The screen of her phone lit up as it vibrated. Again. She glanced down and sent it to voicemail before taking another drink. This time a much bigger one.

Fuck, he wanted to ask her her name so badly, but if he did that, then she’d ask him his name, and that was not something he wanted to disclose.

Instead, he asked, “Want to talk about it?”

Her eyes lifted to his, and he could see that she was considering it. He felt honored. For some reason, he knew she wasn’t the type to open up to just anyone. Even if she was just mulling over the idea of discussing her life with him, it was a win in his book.

“It wasn’t a surprise.” She took in a shaky breath and took another drink, practically finishing the entire glass, as the screen of her iPhone lit up once more. She sent it to voicemail.

“The cheating or…?” He didn’t finish the sentence, not really sure how to phrase it.

“Or the dying?” she said bluntly as she set the glass down and wiped her mouth with the back of her hand. “Neither, actually. My mom was in hospice for the past year.”

“Year?” He hadn’t meant to sound surprised.

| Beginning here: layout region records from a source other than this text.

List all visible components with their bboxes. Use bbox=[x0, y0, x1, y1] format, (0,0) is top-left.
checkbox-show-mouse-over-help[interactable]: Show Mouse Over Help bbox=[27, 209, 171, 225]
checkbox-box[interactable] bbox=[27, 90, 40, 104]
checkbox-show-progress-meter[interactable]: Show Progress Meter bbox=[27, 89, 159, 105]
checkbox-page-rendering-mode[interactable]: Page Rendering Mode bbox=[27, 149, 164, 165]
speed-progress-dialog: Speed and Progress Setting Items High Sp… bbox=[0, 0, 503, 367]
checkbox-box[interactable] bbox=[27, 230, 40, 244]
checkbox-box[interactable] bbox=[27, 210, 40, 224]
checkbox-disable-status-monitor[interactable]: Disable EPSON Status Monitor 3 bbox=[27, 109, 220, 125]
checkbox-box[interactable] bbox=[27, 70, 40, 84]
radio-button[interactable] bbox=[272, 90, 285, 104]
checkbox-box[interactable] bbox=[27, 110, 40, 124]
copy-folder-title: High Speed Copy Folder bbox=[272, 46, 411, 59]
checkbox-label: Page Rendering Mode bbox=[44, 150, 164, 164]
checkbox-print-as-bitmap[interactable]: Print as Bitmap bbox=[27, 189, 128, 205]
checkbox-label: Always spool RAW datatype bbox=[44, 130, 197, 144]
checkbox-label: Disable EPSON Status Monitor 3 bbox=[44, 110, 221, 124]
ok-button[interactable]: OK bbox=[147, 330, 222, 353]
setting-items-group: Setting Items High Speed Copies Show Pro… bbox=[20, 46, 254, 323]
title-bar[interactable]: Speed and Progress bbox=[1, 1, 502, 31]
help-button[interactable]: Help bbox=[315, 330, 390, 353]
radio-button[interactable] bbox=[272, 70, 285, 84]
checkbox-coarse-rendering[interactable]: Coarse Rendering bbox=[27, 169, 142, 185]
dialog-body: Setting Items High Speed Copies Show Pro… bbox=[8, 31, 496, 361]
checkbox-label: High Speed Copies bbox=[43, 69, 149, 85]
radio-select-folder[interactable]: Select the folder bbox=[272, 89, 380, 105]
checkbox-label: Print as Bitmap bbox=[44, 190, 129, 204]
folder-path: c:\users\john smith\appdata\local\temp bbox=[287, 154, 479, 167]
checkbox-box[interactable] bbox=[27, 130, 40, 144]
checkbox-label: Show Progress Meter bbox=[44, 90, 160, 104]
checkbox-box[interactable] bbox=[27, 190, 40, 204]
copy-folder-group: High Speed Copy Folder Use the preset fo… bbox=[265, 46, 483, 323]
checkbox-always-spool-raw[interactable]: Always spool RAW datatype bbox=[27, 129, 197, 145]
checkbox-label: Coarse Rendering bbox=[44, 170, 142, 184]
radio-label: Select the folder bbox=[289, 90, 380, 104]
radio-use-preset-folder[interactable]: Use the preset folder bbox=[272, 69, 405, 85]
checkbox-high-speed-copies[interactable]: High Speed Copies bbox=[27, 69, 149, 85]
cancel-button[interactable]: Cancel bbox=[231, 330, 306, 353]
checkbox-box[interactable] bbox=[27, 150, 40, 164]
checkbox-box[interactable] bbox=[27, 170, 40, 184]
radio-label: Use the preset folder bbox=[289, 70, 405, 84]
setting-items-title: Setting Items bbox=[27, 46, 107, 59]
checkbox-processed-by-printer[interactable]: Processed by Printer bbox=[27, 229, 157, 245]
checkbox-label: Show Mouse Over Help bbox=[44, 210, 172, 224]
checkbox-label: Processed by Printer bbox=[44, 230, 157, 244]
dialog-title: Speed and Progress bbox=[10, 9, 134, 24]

He’d just always been under the assumption that hospice care was for much shorter periods of time.

The deaths he’d experienced had been sudden. His wife, Tabby’s mom, lost blood during delivery and was gone. His parents were driving, and they hit a tree. It was a freak accident. Sudden. To drag something out…

“Yep.” She nodded. “A year.”

“I’m so sorry, that must have been really, really, I don’t—"

“Before I got the call last year that she was dying, I hadn’t seen her in seventeen years…so…” She shrugged, as if that negated it from being difficult.

“Wow, still.”

“I moved out when I was sixteen and didn’t speak to her or see her until the hospice nurse called. She didn’t even know I was married, twice, or that she had a granddaughter.”

Deacon was storing all the information she was revealing to him. She was a mom. She’d moved out at sixteen and hadn’t spoken to her mother in seventeen years until last year, so that made her thirty-four. Damn, he would have never guessed a day over twenty-eight.